- Kahn-e Bala Location within Iran
- Coordinates: 26°00′49″N 60°53′24″E﻿ / ﻿26.01361°N 60.89000°E
- Country: Iran
- Province: Sistan and Baluchestan
- County: Qasr-e Qand
- District: Talang
- Rural District: Sharak

Population (2016)
- • Total: 1,148
- Time zone: UTC+3:30 (IRST)

= Kahn-e Bala, Sistan and Baluchestan =

Village in Sistan and Baluchestan province, Iran

Kahn-e Bala (كهن بالا) (Note: Also romanized as Kahn-e Bālā; also known as Kahn-e Bālā’ī, Kahn-e Barānī, and Kohan-e ‘Olyā) is a village in Sharak Rural District of Talang District, Qasr-e Qand County, Sistan and Baluchestan province, Iran.

==Demographics==
===Population===
At the time of the 2006 National Census, the village's population was 651 in 146 households, when it was in Talang Rural District of Polan District, Chabahar County. The following census in 2011 counted 784 people in 184 households.
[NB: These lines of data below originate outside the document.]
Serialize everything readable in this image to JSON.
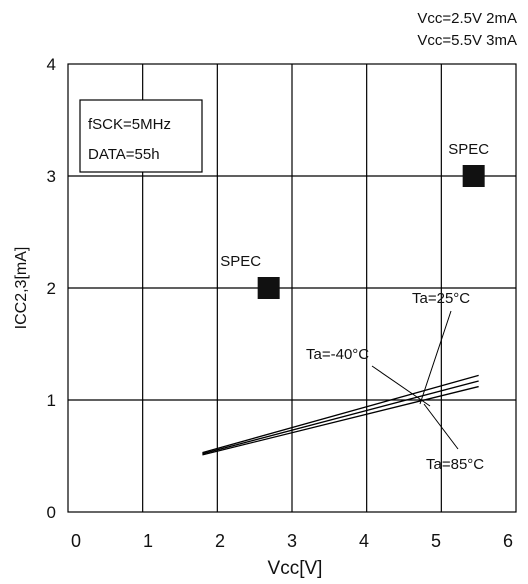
{
  "chart_data": {
    "type": "line",
    "xlabel": "Vcc[V]",
    "ylabel": "ICC2,3[mA]",
    "xlim": [
      0,
      6
    ],
    "ylim": [
      0,
      4
    ],
    "x_ticks": [
      "0",
      "1",
      "2",
      "3",
      "4",
      "5",
      "6"
    ],
    "y_ticks": [
      "0",
      "1",
      "2",
      "3",
      "4"
    ],
    "grid": true,
    "conditions": [
      "fSCK=5MHz",
      "DATA=55h"
    ],
    "spec_notes": [
      "Vcc=2.5V 2mA",
      "Vcc=5.5V 3mA"
    ],
    "series": [
      {
        "name": "Ta=-40°C",
        "x": [
          1.8,
          5.5
        ],
        "y": [
          0.53,
          1.22
        ]
      },
      {
        "name": "Ta=25°C",
        "x": [
          1.8,
          5.5
        ],
        "y": [
          0.52,
          1.17
        ]
      },
      {
        "name": "Ta=85°C",
        "x": [
          1.8,
          5.5
        ],
        "y": [
          0.51,
          1.12
        ]
      }
    ],
    "spec_points": [
      {
        "label": "SPEC",
        "x": 2.5,
        "y": 2
      },
      {
        "label": "SPEC",
        "x": 5.5,
        "y": 3
      }
    ]
  }
}
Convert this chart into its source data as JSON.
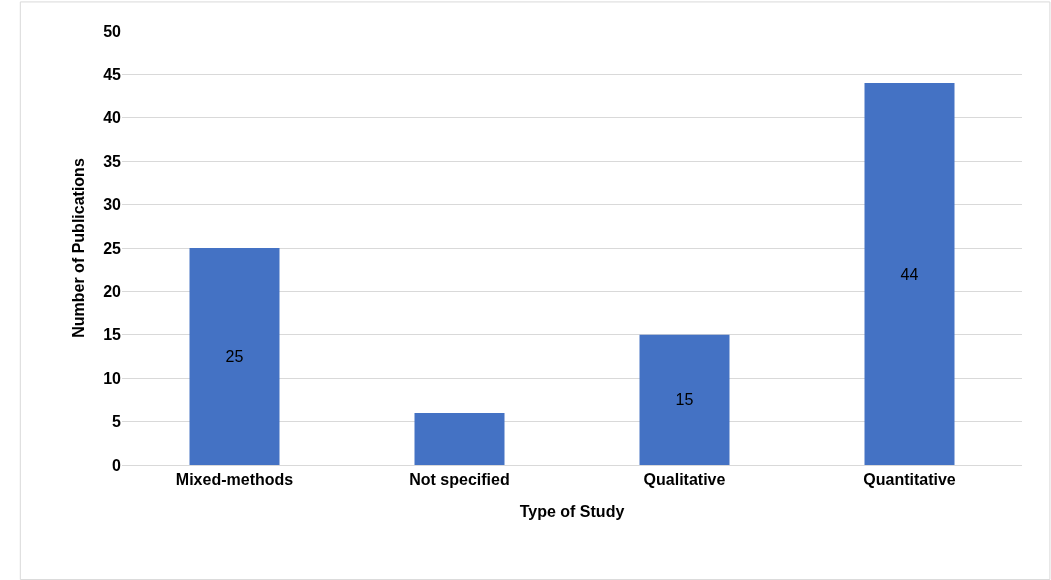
{
  "chart_data": {
    "type": "bar",
    "xlabel": "Type of Study",
    "ylabel": "Number of Publications",
    "categories": [
      "Mixed-methods",
      "Not specified",
      "Qualitative",
      "Quantitative"
    ],
    "values": [
      25,
      6,
      15,
      44
    ],
    "value_labels": [
      "25",
      null,
      "15",
      "44"
    ],
    "color": "#4472c4",
    "ylim": [
      0,
      50
    ],
    "yticks": [
      0,
      5,
      10,
      15,
      20,
      25,
      30,
      35,
      40,
      45,
      50
    ],
    "grid": "y",
    "legend": false
  }
}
The 2016 census measured the population of the village as 1,148 people in 339 households, by which time the rural district had been separated from the county in the establishment of Qasr-e Qand County and transferred to the new Talang District and transferred to the new Talang District. Kahn-e Bala was transferred to Sharak Rural District created in the district. It was the most populous village in its rural district.